Patients with both wild-type and mutant BRAF tumors demonstrated improved PFS when treated with sorafenib compared with placebo (wild-type BRAF: HR=0.54, P<.001; mutant BRAF: HR=0.47, P=.02; interaction P value=.68).
Sorafenib-treated patients benefited independently of RAS mutation status in terms of PFS prolongation (wild-type RAS: HR=0.6, P=.004; mutant RAS: HR=0.45, P=.037; interaction P value=.39).
The number of events were small, but mutant BRAF patients treated with sorafenib appeared to exhibit improved OS compared with placebo (HR=0.32, P=.03). Researchers reported no difference in OS based on RAS mutation status.

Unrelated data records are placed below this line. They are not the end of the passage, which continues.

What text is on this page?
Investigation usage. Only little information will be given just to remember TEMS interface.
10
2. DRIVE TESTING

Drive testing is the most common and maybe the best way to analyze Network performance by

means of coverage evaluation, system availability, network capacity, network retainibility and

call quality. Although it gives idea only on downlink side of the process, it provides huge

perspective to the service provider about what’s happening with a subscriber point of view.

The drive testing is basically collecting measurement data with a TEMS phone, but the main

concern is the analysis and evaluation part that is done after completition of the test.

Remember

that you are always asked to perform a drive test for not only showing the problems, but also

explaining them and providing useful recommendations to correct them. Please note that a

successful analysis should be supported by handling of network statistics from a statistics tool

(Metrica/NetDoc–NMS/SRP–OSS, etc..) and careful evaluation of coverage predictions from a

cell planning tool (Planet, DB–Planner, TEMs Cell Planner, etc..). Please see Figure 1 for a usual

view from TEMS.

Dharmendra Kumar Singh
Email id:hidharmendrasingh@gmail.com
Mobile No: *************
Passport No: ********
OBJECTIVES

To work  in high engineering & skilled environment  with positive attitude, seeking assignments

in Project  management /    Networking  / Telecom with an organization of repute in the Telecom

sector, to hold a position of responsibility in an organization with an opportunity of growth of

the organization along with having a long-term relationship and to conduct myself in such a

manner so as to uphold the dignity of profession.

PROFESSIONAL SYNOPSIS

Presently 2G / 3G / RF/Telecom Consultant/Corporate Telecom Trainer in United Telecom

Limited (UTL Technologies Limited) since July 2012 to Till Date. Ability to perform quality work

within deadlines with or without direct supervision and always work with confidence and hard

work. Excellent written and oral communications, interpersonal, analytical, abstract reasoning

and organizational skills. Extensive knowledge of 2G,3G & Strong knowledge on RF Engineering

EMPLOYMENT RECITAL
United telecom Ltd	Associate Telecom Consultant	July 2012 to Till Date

“Our results are important because they show that, regardless of the presence of these two common genetic changes, the group that was treated with sorafenib did better than the placebo,” Brose said in a press release. “There was no subgroup that didn't appear to benefit from the intervention with the sorafenib.”
For more information:
Brose MS. Abstract #3155. Presented at: The European Cancer Congress 2013; Sept. 27-Oct. 2, 2013; Amsterdam.
Disclosure: The researchers reported advisory board positions, corporate-sponsored research and employment relationships with AstraZeneca, Bayer HealthCare Pharmaceuticals, Eisai, Exelixis, Genzyme and Onyx Pharmaceuticals.